The Econimica blog has a lot of great graphs, and it usually has a different perspective than everyone else. From Chris Hamilton at econimica.blogspot.com:
When the Q4 US resident population data is released, something that has not happened in the post WWII era will take place. The population of adults aged 15-64 years old will decline. This was not supposed to happen and will put an end to seven plus decades of continuous population growth which has meant a growing workforce, a growing consumer base, and growing tax base. A growing core US population, something considered as sacrosanct as the sun rising, will not happen. On a year over year basis, where there once were up to 3 million more homebuyers than the previous year, 3 million more car buyers than the year before, 3 million more potential customers…there will be likely be thousands fewer.
Many will assume this is a demographic issue of boomers exiting the working age population…but actually demographics is simply the early onset of a disease that will only progressively worsen.
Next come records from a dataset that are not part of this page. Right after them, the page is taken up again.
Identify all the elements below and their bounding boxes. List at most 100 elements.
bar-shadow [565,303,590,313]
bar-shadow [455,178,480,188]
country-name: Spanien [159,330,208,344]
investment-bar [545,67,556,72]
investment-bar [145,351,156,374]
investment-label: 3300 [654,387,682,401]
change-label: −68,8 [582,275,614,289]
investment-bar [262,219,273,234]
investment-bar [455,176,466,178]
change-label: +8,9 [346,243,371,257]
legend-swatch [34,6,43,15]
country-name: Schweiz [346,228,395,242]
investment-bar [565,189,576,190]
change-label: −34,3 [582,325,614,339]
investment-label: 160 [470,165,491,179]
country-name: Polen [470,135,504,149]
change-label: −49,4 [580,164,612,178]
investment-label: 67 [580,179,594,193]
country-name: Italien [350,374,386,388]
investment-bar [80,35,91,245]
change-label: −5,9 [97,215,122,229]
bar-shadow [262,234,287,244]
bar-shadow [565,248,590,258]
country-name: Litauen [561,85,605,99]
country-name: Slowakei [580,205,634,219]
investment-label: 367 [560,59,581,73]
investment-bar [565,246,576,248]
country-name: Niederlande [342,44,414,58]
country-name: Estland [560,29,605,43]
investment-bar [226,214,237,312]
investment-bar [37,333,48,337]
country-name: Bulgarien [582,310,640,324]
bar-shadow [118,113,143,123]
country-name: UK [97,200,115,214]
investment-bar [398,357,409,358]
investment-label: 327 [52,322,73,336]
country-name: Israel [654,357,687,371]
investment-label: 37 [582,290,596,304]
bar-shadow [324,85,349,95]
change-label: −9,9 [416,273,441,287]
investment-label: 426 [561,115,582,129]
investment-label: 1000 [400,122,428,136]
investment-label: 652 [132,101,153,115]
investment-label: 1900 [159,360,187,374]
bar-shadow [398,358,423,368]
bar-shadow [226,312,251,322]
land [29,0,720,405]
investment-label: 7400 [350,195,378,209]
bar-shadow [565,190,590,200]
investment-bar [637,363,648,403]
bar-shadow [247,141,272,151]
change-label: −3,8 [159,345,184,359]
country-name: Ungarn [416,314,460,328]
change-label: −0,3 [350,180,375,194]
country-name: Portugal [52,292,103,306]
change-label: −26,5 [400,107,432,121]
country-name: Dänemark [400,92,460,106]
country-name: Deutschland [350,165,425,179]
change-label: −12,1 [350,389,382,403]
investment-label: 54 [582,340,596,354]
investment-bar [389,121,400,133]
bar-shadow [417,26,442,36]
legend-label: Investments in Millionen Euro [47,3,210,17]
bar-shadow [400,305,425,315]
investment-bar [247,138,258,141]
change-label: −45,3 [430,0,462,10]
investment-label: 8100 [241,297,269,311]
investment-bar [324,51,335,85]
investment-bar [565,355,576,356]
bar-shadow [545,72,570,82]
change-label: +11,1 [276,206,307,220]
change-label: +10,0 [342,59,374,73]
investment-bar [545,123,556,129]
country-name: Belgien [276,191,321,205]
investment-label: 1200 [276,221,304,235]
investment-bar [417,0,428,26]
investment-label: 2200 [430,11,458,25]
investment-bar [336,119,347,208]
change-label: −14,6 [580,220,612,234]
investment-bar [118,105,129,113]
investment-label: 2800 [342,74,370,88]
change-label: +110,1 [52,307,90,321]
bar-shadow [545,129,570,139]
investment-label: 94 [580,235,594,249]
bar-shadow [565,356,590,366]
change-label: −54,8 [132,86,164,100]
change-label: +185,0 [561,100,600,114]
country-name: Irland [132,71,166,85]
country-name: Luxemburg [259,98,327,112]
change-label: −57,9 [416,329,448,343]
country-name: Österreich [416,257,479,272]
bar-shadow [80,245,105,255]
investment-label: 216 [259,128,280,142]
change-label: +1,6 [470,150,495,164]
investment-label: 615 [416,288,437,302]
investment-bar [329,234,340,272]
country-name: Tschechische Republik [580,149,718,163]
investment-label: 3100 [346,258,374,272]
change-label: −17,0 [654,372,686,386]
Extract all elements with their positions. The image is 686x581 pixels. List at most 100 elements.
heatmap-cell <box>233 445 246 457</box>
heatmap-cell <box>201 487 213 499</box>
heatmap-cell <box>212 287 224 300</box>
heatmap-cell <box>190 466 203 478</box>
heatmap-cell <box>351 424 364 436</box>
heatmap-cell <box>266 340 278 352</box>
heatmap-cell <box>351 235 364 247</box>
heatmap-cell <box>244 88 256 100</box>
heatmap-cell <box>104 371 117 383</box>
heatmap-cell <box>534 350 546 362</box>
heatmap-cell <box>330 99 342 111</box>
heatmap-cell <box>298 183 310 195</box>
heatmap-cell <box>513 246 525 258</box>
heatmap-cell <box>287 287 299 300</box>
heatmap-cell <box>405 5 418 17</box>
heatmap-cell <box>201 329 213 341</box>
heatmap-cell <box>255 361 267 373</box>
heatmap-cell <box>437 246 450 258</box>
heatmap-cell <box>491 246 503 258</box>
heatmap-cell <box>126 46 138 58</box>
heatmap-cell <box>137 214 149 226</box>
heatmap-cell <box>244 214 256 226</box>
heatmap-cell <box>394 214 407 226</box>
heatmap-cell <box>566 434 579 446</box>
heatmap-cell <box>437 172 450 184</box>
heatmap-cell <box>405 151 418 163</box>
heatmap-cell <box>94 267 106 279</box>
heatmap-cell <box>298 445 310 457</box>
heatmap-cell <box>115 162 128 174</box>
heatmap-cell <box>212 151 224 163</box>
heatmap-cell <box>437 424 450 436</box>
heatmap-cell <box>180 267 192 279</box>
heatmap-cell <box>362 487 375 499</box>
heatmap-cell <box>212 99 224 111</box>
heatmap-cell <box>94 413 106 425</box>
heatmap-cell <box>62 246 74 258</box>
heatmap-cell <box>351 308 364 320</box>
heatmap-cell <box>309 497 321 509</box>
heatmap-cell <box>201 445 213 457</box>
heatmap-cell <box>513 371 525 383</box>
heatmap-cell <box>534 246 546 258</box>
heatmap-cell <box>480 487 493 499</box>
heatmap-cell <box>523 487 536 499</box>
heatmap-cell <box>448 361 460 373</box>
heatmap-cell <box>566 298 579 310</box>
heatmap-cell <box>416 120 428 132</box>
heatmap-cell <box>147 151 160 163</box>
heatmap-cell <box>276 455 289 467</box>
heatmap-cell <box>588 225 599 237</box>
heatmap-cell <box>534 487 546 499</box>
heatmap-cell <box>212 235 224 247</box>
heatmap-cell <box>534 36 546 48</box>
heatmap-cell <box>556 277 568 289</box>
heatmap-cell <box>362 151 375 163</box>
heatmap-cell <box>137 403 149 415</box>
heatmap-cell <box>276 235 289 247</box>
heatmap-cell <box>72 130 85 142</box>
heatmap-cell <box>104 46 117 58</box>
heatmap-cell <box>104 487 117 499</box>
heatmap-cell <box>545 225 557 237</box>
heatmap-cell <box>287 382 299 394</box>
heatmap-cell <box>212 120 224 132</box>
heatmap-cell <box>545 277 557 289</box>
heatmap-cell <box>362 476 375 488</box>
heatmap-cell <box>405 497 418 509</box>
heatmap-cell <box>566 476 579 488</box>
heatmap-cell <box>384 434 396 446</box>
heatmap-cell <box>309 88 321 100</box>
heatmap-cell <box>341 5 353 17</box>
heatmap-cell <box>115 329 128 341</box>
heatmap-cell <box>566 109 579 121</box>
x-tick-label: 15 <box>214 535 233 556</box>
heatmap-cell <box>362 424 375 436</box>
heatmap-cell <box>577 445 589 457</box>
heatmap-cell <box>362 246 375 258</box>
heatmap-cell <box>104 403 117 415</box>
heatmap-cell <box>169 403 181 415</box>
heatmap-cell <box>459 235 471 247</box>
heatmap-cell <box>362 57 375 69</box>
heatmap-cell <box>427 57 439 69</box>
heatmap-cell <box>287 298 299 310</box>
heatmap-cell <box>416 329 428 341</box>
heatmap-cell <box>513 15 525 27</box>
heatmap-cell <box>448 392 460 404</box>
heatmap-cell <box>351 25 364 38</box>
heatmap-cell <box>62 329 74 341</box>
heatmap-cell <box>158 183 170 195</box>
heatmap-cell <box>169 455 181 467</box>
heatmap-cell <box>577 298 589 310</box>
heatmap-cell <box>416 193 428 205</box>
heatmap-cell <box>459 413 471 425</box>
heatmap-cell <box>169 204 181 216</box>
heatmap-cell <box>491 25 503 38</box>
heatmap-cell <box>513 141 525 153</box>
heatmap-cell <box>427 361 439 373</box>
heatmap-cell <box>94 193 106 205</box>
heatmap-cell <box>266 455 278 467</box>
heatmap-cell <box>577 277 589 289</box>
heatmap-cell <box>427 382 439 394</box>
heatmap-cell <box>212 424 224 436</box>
This is truly a population growth issue, not simply a demographic distribution problem.
The economic system the US and world have adopted are dependent on perpetual growth on a quarter over quarter and year over year basis. Two negative quarters (or even zero growth) and a recession is called and all the Federal Reserve’s and federal governments tools are employed.
Given the importance of growth, the most important factor in growing the economy is the rising demand represented by a growing population. But the US fertility rate has been negative for 45 years (chart below) meaning the native population (plus immigrants) have continually failed to replace themselves.
This means US population growth has simply been a story of immigration. And until 2000, N. America was the primary destination for the majority of the world’s immigrants. However, since ’00 and particularly since ’05, the migration patterns have significantly changed.